Mince pies:
Gateaux eight rich fruit mince pies
€1.99 for 390g; €5.10 per kg
Highs: These small pies are certainly the cheap alternative. They are Irish-made and widely available. We also liked the serving illustration on the box which seemed to suggest that a Christmas bauble dusted with sugar should be included on the plate when passing them around at your party, something PriceWatch would never have thought of.
Lows: There was no mention of butter anywhere on the extensive ingredient list and its absence from the pastry, which is both dry and stodgy, is all too apparent. But the worst thing about these mince pies is the mincemeat. The fruit is incredibly sweet and has an unpleasant lingering aftertaste which will have you reaching for the mulled wine with indecent haste .
Verdict: Cheap but a bit horrible
Star rating: **
Miller's six luxury mince pies
€4.50 for 300g; €15 per kg
Highs: These very fancy artisan pies were sourced at the craft fair in the RDS, but they are also available at some farmers' markets around the country. At said stalls they can be bought individually should you find yourself in urgent need of sugary sustenance. The pastry has a nice lightness about it and, when broken open, the fruit smells fantastic. As you might expect of a well-made mince pie, these taste of Christmas, with sugar, spices and fruit lingering long on the palate.
Lows: They might be hard for most to find and if you do manage to track them down they should be eaten with care. While the pastry might be nice and light, it is also prone to disintegrating in your hands so take care. They're a bit too dear too.
Verdict: Dear but lovely
Star rating: ***
Tesco Finest six mince pies
€3.39 for 390g; €8.69 per kg
Highs: Unheated, these pies are pale and uninteresting, but when warmed up and cracked open they really come into their own. They smell great - boozy and fruity with a nice citrusy tang, and the pastry tastes nice and buttery (and well it might, since it's made with 15 per cent butter).
Lows: These pies contain "vine fruits and cherries", the box breathlessly informs us. Giddy with expectation, we turn to the ingredient list to see just what class of exotic vine fruits Tesco is talking about. Sultanas and glace cherries, exactly the same kind of fruit you get in every other mince pie known to man, except no one else feels the need to bang on about it. The filling is a bit gloopy so take care when taking a bite out of it if you've got your best party frock on.

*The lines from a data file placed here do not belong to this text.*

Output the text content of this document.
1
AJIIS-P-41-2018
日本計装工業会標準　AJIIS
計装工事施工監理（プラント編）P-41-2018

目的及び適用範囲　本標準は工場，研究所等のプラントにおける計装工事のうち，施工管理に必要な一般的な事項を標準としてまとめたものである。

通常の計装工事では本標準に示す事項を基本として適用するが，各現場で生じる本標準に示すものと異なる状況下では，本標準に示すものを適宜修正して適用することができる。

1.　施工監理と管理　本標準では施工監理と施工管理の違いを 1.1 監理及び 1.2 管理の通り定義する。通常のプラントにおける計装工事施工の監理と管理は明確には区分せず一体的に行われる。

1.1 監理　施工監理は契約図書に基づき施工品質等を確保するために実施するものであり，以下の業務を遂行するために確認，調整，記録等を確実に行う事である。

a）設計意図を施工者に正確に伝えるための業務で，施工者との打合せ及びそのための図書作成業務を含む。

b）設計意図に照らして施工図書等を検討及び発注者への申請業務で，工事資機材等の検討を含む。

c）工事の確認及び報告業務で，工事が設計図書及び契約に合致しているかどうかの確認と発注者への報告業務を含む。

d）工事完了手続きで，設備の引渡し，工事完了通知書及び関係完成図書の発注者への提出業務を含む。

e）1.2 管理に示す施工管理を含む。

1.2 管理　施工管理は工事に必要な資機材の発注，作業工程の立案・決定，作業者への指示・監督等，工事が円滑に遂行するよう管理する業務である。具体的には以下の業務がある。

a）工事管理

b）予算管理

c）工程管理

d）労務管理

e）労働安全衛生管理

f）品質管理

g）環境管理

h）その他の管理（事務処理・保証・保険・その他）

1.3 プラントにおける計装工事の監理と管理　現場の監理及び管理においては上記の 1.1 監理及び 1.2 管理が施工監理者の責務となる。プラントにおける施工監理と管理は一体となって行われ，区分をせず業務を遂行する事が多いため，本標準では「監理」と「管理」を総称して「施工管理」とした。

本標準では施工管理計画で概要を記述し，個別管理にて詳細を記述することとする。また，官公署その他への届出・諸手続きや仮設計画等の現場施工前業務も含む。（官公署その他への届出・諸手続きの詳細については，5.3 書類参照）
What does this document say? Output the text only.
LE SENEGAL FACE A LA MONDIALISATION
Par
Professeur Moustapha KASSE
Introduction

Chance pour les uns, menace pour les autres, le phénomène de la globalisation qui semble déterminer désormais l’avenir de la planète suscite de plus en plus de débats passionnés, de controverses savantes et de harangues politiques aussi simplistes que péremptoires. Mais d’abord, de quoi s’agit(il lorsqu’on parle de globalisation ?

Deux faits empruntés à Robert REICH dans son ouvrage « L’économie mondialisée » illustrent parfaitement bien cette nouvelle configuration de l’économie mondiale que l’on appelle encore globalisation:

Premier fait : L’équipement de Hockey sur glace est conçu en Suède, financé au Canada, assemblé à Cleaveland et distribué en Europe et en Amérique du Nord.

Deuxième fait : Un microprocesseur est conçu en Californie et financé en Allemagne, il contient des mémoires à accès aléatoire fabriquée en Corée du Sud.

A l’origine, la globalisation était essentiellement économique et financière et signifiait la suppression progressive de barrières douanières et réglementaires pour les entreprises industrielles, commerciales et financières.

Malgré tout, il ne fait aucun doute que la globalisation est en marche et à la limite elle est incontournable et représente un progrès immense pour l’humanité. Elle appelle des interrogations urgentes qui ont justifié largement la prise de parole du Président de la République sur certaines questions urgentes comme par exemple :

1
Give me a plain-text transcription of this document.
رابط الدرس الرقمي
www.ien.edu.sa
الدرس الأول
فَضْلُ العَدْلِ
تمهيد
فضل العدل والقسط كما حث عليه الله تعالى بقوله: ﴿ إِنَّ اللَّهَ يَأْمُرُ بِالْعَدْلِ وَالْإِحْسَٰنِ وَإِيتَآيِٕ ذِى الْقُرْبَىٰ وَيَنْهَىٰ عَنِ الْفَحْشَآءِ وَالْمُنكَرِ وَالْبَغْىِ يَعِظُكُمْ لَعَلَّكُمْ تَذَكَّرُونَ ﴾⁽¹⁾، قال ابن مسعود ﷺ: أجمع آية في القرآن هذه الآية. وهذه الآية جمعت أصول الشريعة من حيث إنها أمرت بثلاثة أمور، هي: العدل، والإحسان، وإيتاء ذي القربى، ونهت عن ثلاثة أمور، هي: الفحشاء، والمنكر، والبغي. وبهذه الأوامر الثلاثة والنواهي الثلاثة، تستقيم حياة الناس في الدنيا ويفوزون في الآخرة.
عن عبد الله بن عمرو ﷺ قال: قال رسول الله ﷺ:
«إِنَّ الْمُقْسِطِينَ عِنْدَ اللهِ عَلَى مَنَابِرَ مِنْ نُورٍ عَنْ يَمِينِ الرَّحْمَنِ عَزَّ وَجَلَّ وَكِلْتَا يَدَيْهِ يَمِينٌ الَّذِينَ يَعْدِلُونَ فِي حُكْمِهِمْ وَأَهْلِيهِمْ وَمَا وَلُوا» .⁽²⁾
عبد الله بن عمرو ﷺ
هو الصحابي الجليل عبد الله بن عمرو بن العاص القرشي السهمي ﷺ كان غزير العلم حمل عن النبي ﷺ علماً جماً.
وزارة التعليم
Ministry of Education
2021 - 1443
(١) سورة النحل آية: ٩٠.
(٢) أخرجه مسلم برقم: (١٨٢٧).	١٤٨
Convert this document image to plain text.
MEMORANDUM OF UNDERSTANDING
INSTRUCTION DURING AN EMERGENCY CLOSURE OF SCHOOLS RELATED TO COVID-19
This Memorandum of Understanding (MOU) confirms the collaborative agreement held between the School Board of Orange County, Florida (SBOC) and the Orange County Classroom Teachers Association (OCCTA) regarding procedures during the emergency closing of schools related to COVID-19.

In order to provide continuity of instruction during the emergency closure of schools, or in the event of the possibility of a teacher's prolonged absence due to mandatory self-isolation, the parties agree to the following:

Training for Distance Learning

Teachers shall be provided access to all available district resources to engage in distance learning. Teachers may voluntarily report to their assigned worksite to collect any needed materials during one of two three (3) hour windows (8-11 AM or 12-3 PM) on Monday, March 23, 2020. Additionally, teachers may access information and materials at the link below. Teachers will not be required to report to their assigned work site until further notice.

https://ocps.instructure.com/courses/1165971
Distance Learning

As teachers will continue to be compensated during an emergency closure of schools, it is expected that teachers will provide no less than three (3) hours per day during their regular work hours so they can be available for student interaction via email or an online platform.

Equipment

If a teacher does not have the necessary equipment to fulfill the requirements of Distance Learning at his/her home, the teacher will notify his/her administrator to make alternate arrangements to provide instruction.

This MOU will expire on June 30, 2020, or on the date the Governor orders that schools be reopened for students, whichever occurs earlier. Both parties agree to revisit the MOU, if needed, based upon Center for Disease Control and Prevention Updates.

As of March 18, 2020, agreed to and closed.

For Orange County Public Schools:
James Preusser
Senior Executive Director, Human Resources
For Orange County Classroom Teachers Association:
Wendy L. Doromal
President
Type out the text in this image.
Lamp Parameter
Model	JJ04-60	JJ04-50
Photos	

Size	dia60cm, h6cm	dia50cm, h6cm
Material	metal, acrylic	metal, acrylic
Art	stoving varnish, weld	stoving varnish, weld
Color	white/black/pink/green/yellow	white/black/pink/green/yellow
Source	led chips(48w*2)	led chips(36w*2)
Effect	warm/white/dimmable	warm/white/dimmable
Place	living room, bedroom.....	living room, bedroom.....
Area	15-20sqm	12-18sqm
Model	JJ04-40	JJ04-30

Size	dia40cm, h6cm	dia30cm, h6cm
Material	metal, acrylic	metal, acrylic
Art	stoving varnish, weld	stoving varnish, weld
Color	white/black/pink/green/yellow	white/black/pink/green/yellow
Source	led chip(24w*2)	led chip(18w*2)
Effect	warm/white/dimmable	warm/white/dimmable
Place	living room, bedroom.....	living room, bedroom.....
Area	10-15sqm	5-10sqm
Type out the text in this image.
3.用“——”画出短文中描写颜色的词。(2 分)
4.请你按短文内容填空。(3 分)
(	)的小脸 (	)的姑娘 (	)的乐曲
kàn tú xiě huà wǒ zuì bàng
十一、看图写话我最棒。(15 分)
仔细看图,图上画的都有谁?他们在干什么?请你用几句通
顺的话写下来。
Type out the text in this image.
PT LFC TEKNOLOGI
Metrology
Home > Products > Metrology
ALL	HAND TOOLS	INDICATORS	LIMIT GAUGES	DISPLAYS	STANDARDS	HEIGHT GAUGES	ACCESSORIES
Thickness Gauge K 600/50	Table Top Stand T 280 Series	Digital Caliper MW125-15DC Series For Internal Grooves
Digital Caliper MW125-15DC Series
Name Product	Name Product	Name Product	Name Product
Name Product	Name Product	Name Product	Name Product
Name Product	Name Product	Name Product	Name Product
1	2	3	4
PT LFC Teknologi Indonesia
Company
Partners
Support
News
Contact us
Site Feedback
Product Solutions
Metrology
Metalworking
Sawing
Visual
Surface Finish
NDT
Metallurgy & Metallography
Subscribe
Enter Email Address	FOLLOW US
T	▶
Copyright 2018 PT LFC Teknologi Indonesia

Verdict: Nice but in love with itself
Star rating: ***
Avoca six mince pies
€6.50 for 600g; €10.83 per kg
Highs: These are the absolute business. The individual pies are substantially bigger than the competition. They are light(ish) in texture and the fruit is gorgeous. The light dusting of icing sugar looks like a pleasingly snow-capped pie but doesn't render the end product excessively sweet. They smell fantastic when heated and are nicely irregular in shape. You could almost pass them off as your own, but you'd want to be a pretty good cook - otherwise no one will believe you could possibly whip up something as good as this.
Lows: They might be too nice (and too expensive) to waste on your friends and family at a festive get-together, so could foster a mean streak in you that will be at odds with the season of goodwill.
Verdict: Great, and no buts
Star rating:****
Marks & Spencer Classic Recipe six deep filled mince pies
€2.49 for 330g; €7.54 per kg
Highs: We like an informative box, so we do. This one helpfully provides us with a potted history of the mince pie, the first record of which dates back to 1413 when one was served to Henry V. That was probably not as refined and certainly not as fruity as the one which was served to PriceWatch last weekend. The fruit is nice and moist and retains some of its shape. The pastry is also nice and crumbly.
Lows: They are quite small and not so widely available. They are also a bit too sweet and you have to wonder why M&S bothered with the dusting of sugar on top of the pies.